Callers instantiate a I<Gearman::Worker> object, register a list of functions
and capabilities that they can handle, then enter an event loop, waiting
for the server to send jobs.
The worker can send a return value back to the server, which then gets
sent back to the client that requested the job; or it can simply execute
silently.
=head1 USAGE
=head2 Gearman::Worker->new(\%options)
Creates a new I<Gearman::Worker> object, and returns the object.
If I<%options> is provided, initializes the new worker object with the
settings in I<%options>, which can contain:
=over 4
=item * job_servers
Calls I<job_servers> (see below) to initialize the list of job servers.
=back
=head2 $worker->job_servers(@servers)
Initializes the worker I<$worker> with the list of job servers in I<@servers>.
I<@servers> should contain a list of IP addresses, with optional port numbers.
For example:
$worker->job_servers('127.0.0.1', '192.168.1.100:7003');
If the port number is not provided, 7003 is used as the default.
=head2 $worker->register_function($funcname, $subref)
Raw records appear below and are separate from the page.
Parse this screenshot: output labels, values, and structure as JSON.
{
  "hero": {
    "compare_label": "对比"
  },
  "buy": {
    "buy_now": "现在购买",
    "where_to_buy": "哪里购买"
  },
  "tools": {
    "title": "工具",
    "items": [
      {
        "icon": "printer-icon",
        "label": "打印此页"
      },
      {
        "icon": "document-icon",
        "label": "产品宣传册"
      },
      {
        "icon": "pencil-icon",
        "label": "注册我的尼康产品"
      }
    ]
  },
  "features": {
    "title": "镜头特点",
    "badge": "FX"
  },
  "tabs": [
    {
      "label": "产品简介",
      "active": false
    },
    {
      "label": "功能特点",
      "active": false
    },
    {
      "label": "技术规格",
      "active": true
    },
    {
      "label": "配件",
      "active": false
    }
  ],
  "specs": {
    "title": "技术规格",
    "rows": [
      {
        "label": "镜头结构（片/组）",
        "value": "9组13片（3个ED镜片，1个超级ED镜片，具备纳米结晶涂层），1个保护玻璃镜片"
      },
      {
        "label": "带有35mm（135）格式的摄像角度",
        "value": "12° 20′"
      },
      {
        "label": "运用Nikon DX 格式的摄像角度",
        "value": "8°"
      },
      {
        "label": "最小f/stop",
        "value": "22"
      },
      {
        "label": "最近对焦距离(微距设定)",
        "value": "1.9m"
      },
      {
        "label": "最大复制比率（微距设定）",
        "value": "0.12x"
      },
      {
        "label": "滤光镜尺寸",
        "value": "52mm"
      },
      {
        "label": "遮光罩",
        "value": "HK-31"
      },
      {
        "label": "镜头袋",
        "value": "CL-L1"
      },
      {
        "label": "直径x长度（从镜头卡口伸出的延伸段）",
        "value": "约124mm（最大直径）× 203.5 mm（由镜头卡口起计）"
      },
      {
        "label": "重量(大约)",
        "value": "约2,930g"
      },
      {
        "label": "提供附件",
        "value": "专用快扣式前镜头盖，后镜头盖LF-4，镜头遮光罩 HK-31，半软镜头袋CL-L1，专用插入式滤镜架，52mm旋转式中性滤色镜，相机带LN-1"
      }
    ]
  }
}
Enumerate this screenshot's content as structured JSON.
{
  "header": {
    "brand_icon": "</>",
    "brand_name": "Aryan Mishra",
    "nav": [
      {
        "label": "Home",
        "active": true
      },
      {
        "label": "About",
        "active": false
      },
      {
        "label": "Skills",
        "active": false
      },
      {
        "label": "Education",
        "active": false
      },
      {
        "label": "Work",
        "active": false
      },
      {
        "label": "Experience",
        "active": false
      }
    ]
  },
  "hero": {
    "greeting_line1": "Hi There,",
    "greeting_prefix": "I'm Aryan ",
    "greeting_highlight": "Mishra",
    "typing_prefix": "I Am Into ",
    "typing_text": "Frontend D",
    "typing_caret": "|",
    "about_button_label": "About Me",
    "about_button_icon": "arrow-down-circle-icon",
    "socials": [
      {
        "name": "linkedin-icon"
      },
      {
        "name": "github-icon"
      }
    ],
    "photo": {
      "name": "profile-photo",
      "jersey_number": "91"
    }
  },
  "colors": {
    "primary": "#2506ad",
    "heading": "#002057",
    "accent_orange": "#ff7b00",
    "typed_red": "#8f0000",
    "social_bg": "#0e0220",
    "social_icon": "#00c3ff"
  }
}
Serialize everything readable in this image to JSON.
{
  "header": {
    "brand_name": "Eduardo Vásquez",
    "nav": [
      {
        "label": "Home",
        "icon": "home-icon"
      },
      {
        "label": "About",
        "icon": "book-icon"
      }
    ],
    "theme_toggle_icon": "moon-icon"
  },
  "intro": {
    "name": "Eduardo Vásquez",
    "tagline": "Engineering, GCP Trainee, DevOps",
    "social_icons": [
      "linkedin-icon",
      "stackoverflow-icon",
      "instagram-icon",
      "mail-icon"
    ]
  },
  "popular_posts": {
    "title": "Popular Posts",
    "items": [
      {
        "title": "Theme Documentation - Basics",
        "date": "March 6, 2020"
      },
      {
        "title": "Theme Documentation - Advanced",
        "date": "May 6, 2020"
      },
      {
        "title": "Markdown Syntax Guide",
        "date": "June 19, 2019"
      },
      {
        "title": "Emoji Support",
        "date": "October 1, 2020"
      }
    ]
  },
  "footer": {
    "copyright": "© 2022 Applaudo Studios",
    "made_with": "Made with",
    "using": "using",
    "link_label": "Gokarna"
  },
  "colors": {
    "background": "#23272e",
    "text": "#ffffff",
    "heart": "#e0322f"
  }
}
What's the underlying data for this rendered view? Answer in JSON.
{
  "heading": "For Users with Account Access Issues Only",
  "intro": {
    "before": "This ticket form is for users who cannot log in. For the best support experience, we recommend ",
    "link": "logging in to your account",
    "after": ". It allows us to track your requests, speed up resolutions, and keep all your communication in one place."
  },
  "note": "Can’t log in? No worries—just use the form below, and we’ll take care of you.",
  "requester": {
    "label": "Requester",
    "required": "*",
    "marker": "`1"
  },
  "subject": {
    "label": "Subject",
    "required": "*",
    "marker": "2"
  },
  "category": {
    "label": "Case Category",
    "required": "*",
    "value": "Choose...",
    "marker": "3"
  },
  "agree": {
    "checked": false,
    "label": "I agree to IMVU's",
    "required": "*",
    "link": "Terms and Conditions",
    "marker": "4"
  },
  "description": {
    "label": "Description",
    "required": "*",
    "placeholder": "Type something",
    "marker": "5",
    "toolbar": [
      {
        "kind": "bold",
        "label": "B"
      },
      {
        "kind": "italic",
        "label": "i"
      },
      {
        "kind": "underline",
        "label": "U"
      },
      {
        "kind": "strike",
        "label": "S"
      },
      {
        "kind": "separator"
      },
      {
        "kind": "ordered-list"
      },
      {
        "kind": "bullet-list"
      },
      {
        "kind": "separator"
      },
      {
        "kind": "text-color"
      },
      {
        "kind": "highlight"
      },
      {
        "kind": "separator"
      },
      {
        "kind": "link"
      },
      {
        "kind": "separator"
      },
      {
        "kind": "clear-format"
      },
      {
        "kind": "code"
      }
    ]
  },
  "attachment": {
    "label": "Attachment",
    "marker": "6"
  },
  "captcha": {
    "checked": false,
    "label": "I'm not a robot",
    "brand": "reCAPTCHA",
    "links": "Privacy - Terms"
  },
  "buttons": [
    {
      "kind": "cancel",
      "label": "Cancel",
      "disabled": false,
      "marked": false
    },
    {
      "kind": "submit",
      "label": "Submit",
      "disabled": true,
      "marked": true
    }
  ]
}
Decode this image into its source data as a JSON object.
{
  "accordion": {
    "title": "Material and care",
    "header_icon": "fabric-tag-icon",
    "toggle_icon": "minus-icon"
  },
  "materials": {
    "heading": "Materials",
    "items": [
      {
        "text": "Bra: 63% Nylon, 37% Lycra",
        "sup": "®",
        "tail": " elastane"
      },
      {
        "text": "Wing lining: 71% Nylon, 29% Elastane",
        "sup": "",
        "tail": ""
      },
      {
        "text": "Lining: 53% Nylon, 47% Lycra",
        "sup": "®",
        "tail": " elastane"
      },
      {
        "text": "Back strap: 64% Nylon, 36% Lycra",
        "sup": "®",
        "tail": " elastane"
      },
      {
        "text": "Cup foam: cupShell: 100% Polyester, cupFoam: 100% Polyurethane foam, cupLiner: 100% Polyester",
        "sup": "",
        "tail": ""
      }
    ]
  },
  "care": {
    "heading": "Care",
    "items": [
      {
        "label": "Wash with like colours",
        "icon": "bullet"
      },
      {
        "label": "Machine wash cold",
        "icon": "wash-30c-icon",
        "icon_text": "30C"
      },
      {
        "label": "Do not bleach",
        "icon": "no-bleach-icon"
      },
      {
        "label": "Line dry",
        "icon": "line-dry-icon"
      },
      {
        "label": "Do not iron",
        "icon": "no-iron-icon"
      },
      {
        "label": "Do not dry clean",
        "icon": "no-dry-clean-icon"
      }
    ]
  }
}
Registers the function I<$funcname> as being provided by the worker
I<$worker>, and advertises these capabilities to all of the job servers
defined in this worker.
I<$subref> must be a subroutine reference that will be invoked when the
worker receives a request for this function. It will be passed a
I<Gearman::Job> object representing the job that has been received by the
worker.
The subroutine reference can return a return value, which will be sent back
to the job server.
=head2 Gearman::Job->arg
Returns the scalar argument that the client sent to the job server.
=head2 Gearman::Job->set_status($numerator, $denominator)
Updates the status of the job (most likely, a long-running job) and sends
it back to the job server. I<$numerator> and I<$denominator> should
represent the percentage completion of the job.
=head1 EXAMPLES
=head2 Summation
This is an example worker that receives a request to sum up a list of
integers.
use Gearman::Worker;
use Storable qw( thaw );
use List::Util qw( sum );
my $worker = Gearman::Worker->new;
$worker->job_servers('127.0.0.1');
$worker->register_function(sum => sub { sum @{ thaw($_[0]->arg) } });
$worker->work while 1;
See the I<Gearman::Client> documentation for a sample client sending the
I<sum> job.
=cut